08/09/2025
I appreciate Dr Amir Khan bringing attention to Functional Neurological Disorder (FND), because it’s a condition that desperately needs more public understanding. But some of the wording falls short and can be harmful for people living with it.
Saying FND is triggered by mental health trauma’ risks reinforcing stigma. The idea that symptoms are imagined, or ‘all in the mind.’ Trauma is trauma. It is not ‘mental health.’ Trauma is an event or a series of events. This could include illness, injury, abuse, loss, systemic harm, sensory overload, or stress. Trauma affects the whole body and nervous system, not just the mind.

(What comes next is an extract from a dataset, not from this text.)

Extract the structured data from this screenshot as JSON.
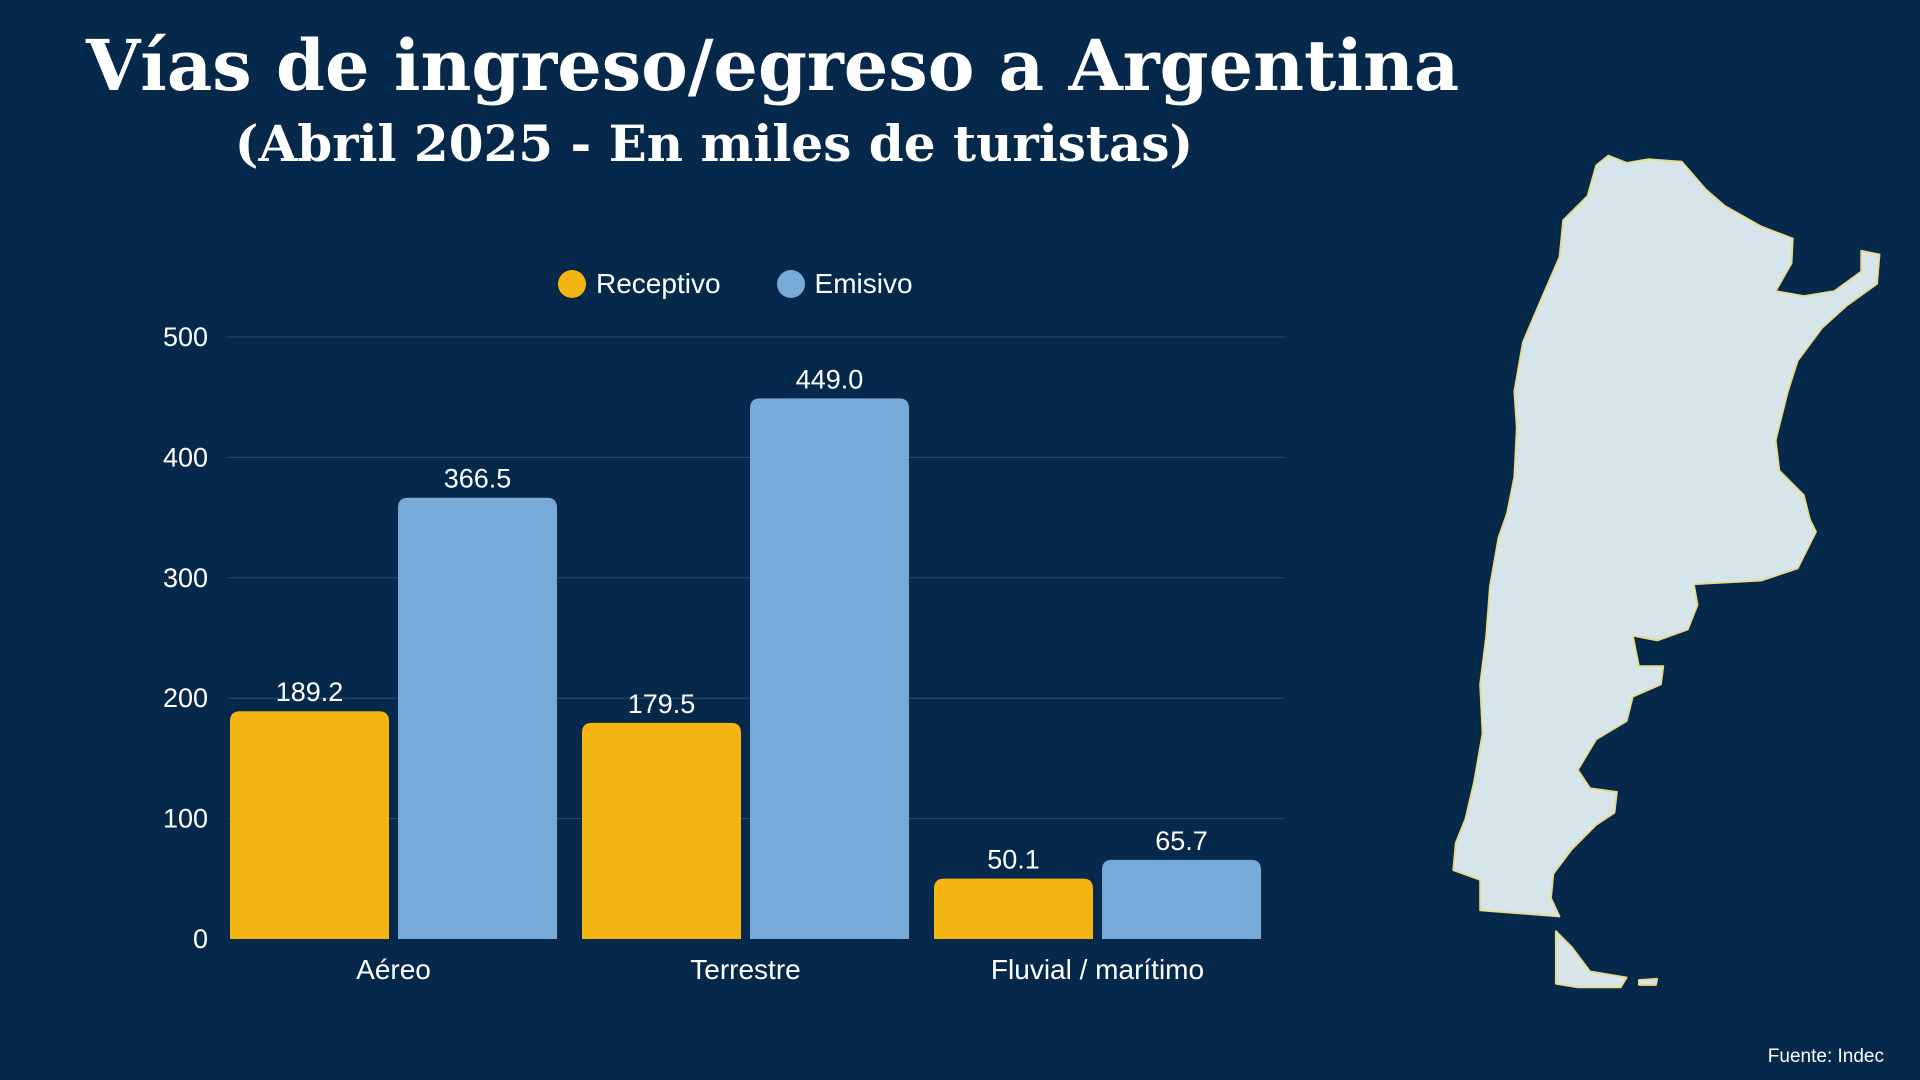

FND is a condition where the brain and body stop communicating in expected ways, leading to very real physical symptoms. For some people, trauma plays a role. For others, illness, injury, or other stressors are more central. Often it’s a mix of factors. To reduce it down to ‘mental health trauma’ is not only inaccurate but dismissive of the lived reality of many people.
This matters because language shapes how FND is understood, believed, and treated. Too many people with FND have been dismissed, gaslit, or funnelled into services that don’t meet their needs because of misconceptions like this.
If we want to raise awareness, we need accurate, affirming language that reflects the complexity of FND and honours the experiences of those living with it.